Florida stands to lose big from spring training cancellations
According to a Rollins College professor, the Florida Sports Foundation estimates the entire spring training season brings in about $687 million to the state.
Spring training games have been delayed as the league and players have yet to reach a collective bargaining agreement.
Cities like Lakeland, about 40 miles outside Disney, were supposed to hold spring training games starting Feb. 26 before dozens of games were cancelled.
Rollins College business professor Brian Walkup says that means lost revenue for small businesses.
“Many of them expect a large rush of fans coming for meals at restaurants and to buy merchandise and to enjoy many, many of the other amenities around the facilities," Walkup said. "And so you also are going to see impacts on hotels for travel stays and things like that. So all those things trickle down through the economy and result in lost revenue, lost wages as some employees are no longer needed to fill their shifts and things like that.”
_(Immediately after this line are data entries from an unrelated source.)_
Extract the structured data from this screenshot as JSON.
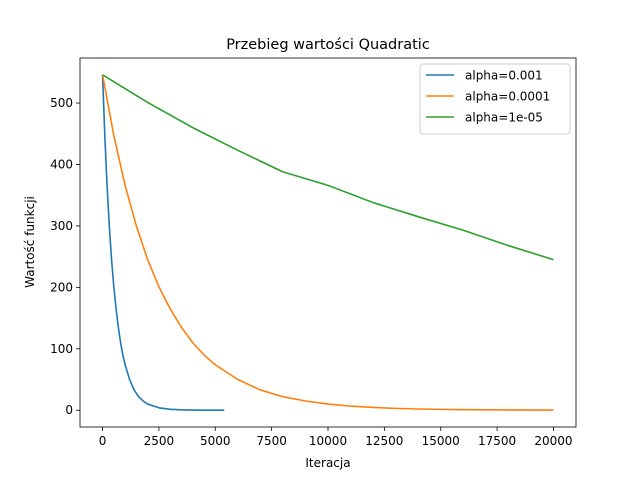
{
  "chart_data": {
    "type": "line",
    "title": "Przebieg wartości Quadratic",
    "xlabel": "Iteracja",
    "ylabel": "Wartość funkcji",
    "xlim": [
      -1000,
      21000
    ],
    "ylim": [
      -27.3,
      573.3
    ],
    "xticks": [
      0,
      2500,
      5000,
      7500,
      10000,
      12500,
      15000,
      17500,
      20000
    ],
    "yticks": [
      0,
      100,
      200,
      300,
      400,
      500
    ],
    "grid": false,
    "legend_position": "top-right",
    "series": [
      {
        "name": "alpha=0.001",
        "color": "#1f77b4",
        "x": [
          0,
          100,
          200,
          300,
          400,
          500,
          600,
          700,
          800,
          900,
          1000,
          1200,
          1400,
          1600,
          1800,
          2000,
          2500,
          3000,
          3500,
          4000,
          4500,
          5000,
          5400
        ],
        "y": [
          546,
          447,
          366,
          300,
          245,
          201,
          165,
          135,
          110,
          90,
          74,
          50,
          33,
          22,
          15,
          10,
          4,
          1.5,
          0.6,
          0.2,
          0.1,
          0.0,
          0.0
        ]
      },
      {
        "name": "alpha=0.0001",
        "color": "#ff7f0e",
        "x": [
          0,
          500,
          1000,
          1500,
          2000,
          2500,
          3000,
          3500,
          4000,
          4500,
          5000,
          6000,
          7000,
          8000,
          9000,
          10000,
          11000,
          12000,
          13000,
          14000,
          15000,
          16000,
          17000,
          18000,
          19000,
          20000
        ],
        "y": [
          546,
          447,
          366,
          300,
          245,
          201,
          165,
          135,
          110,
          90,
          74,
          50,
          33,
          22,
          15,
          10,
          6.7,
          4.5,
          3.0,
          2.0,
          1.4,
          0.9,
          0.6,
          0.4,
          0.3,
          0.2
        ]
      },
      {
        "name": "alpha=1e-05",
        "color": "#2ca02c",
        "x": [
          0,
          2000,
          4000,
          6000,
          8000,
          10000,
          12000,
          14000,
          16000,
          18000,
          20000
        ],
        "y": [
          546,
          501,
          460,
          423,
          388,
          366,
          338,
          315,
          293,
          268,
          245
        ]
      }
    ]
  }
}
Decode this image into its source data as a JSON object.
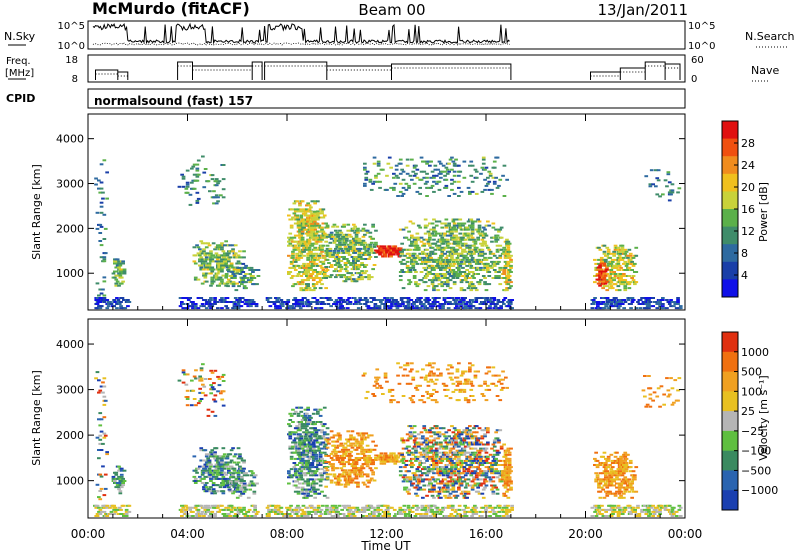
{
  "header": {
    "station": "McMurdo (fitACF)",
    "beam": "Beam 00",
    "date": "13/Jan/2011"
  },
  "aux_panels": {
    "nsky_label": "N.Sky",
    "nsearch_label": "N.Search",
    "nsky_ticks": [
      "10^5",
      "10^0"
    ],
    "nsearch_ticks": [
      "10^5",
      "10^0"
    ],
    "freq_label_line1": "Freq.",
    "freq_label_line2": "[MHz]",
    "freq_ticks": [
      "18",
      "8"
    ],
    "nave_label": "Nave",
    "nave_ticks": [
      "60",
      "0"
    ],
    "cpid_label": "CPID",
    "cpid_text": "normalsound (fast) 157"
  },
  "chart_data": [
    {
      "type": "heatmap",
      "name": "power",
      "ylabel": "Slant Range [km]",
      "ylim": [
        180,
        4550
      ],
      "yticks": [
        "1000",
        "2000",
        "3000",
        "4000"
      ],
      "colorbar": {
        "label": "Power [dB]",
        "ticks": [
          "4",
          "8",
          "12",
          "16",
          "20",
          "24",
          "28"
        ],
        "colors": [
          "#1010e8",
          "#1a3fa8",
          "#2e6aa0",
          "#3f8c6a",
          "#5bb04a",
          "#c8d23a",
          "#f0c01e",
          "#f08c1e",
          "#f05010",
          "#e01010"
        ]
      },
      "echo_regions": [
        {
          "t0": 0.25,
          "t1": 0.75,
          "r0": 300,
          "r1": 3600,
          "density": 0.1,
          "level": 0.3
        },
        {
          "t0": 0.95,
          "t1": 1.45,
          "r0": 700,
          "r1": 1300,
          "density": 0.55,
          "level": 0.45
        },
        {
          "t0": 3.6,
          "t1": 4.6,
          "r0": 2500,
          "r1": 3600,
          "density": 0.12,
          "level": 0.3
        },
        {
          "t0": 4.2,
          "t1": 6.2,
          "r0": 700,
          "r1": 1700,
          "density": 0.45,
          "level": 0.45
        },
        {
          "t0": 4.6,
          "t1": 5.4,
          "r0": 2400,
          "r1": 3400,
          "density": 0.15,
          "level": 0.35
        },
        {
          "t0": 5.5,
          "t1": 6.8,
          "r0": 600,
          "r1": 1200,
          "density": 0.3,
          "level": 0.35
        },
        {
          "t0": 8.0,
          "t1": 9.6,
          "r0": 600,
          "r1": 2600,
          "density": 0.5,
          "level": 0.55
        },
        {
          "t0": 8.6,
          "t1": 9.2,
          "r0": 1900,
          "r1": 2400,
          "density": 0.65,
          "level": 0.6
        },
        {
          "t0": 9.5,
          "t1": 11.5,
          "r0": 800,
          "r1": 2100,
          "density": 0.45,
          "level": 0.45
        },
        {
          "t0": 11.5,
          "t1": 12.6,
          "r0": 1350,
          "r1": 1600,
          "density": 0.85,
          "level": 0.95
        },
        {
          "t0": 12.5,
          "t1": 16.6,
          "r0": 600,
          "r1": 2200,
          "density": 0.45,
          "level": 0.45
        },
        {
          "t0": 11.0,
          "t1": 16.8,
          "r0": 2700,
          "r1": 3600,
          "density": 0.15,
          "level": 0.35
        },
        {
          "t0": 16.6,
          "t1": 16.95,
          "r0": 600,
          "r1": 1800,
          "density": 0.7,
          "level": 0.55
        },
        {
          "t0": 20.3,
          "t1": 22.0,
          "r0": 600,
          "r1": 1600,
          "density": 0.5,
          "level": 0.55
        },
        {
          "t0": 20.4,
          "t1": 20.8,
          "r0": 700,
          "r1": 1200,
          "density": 0.7,
          "level": 0.9
        },
        {
          "t0": 22.2,
          "t1": 23.8,
          "r0": 2600,
          "r1": 3300,
          "density": 0.1,
          "level": 0.3
        }
      ],
      "ground_band": {
        "r0": 200,
        "r1": 450,
        "density": 0.35,
        "level": 0.15
      }
    },
    {
      "type": "heatmap",
      "name": "velocity",
      "ylabel": "Slant Range [km]",
      "ylim": [
        180,
        4550
      ],
      "yticks": [
        "1000",
        "2000",
        "3000",
        "4000"
      ],
      "colorbar": {
        "label": "Velocity  [m s⁻¹]",
        "ticks": [
          "1000",
          "500",
          "100",
          "25",
          "−25",
          "−100",
          "−500",
          "−1000"
        ],
        "colors": [
          "#1a3fb0",
          "#2a64b0",
          "#3a8a60",
          "#5fbf40",
          "#b5b5b5",
          "#e8c020",
          "#f0a020",
          "#f07010",
          "#e03010"
        ]
      },
      "echo_regions": [
        {
          "t0": 0.25,
          "t1": 0.75,
          "r0": 300,
          "r1": 3600,
          "density": 0.1,
          "vel": "mixed"
        },
        {
          "t0": 0.95,
          "t1": 1.45,
          "r0": 700,
          "r1": 1300,
          "density": 0.55,
          "vel": "toward"
        },
        {
          "t0": 3.6,
          "t1": 4.6,
          "r0": 2500,
          "r1": 3600,
          "density": 0.12,
          "vel": "mixed"
        },
        {
          "t0": 4.2,
          "t1": 6.2,
          "r0": 700,
          "r1": 1700,
          "density": 0.45,
          "vel": "toward"
        },
        {
          "t0": 4.6,
          "t1": 5.4,
          "r0": 2400,
          "r1": 3400,
          "density": 0.15,
          "vel": "mixed"
        },
        {
          "t0": 5.5,
          "t1": 6.8,
          "r0": 600,
          "r1": 1200,
          "density": 0.3,
          "vel": "toward"
        },
        {
          "t0": 8.0,
          "t1": 9.6,
          "r0": 600,
          "r1": 2600,
          "density": 0.5,
          "vel": "toward"
        },
        {
          "t0": 9.5,
          "t1": 11.5,
          "r0": 800,
          "r1": 2100,
          "density": 0.45,
          "vel": "away"
        },
        {
          "t0": 11.5,
          "t1": 12.6,
          "r0": 1350,
          "r1": 1600,
          "density": 0.85,
          "vel": "away"
        },
        {
          "t0": 12.5,
          "t1": 16.6,
          "r0": 600,
          "r1": 2200,
          "density": 0.45,
          "vel": "mixed"
        },
        {
          "t0": 11.0,
          "t1": 16.8,
          "r0": 2700,
          "r1": 3600,
          "density": 0.15,
          "vel": "away"
        },
        {
          "t0": 16.6,
          "t1": 16.95,
          "r0": 600,
          "r1": 1800,
          "density": 0.7,
          "vel": "away"
        },
        {
          "t0": 20.3,
          "t1": 22.0,
          "r0": 600,
          "r1": 1600,
          "density": 0.5,
          "vel": "away"
        },
        {
          "t0": 22.2,
          "t1": 23.8,
          "r0": 2600,
          "r1": 3300,
          "density": 0.1,
          "vel": "away"
        }
      ],
      "ground_band": {
        "r0": 200,
        "r1": 450,
        "density": 0.35,
        "vel": "zero"
      }
    }
  ],
  "time_axis": {
    "label": "Time UT",
    "ticks": [
      "00:00",
      "04:00",
      "08:00",
      "12:00",
      "16:00",
      "20:00",
      "00:00"
    ],
    "xlim_hours": [
      0,
      24
    ],
    "data_gaps_hours": [
      [
        17.0,
        20.2
      ]
    ]
  }
}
Walkup says many of these establishments were already hit hard by COVID and spring training cancellations in 2020.
He says the Florida Sports Foundation estimates the entire spring training season brings in about $687 million to the Sunshine State, that is if fans keep coming back.
“I think there’s also some concern about, like you mentioned loss of trust and and Major League Baseball. So this has happened before where there have been pulled out periods. And it took a little while to kind of get the fan base completely back on board following those. And so there’s always the concern that this could have a little bit of a ripple effect beyond just the cancelled games as well.”
The earliest day of play should now be Saturday, March 5th.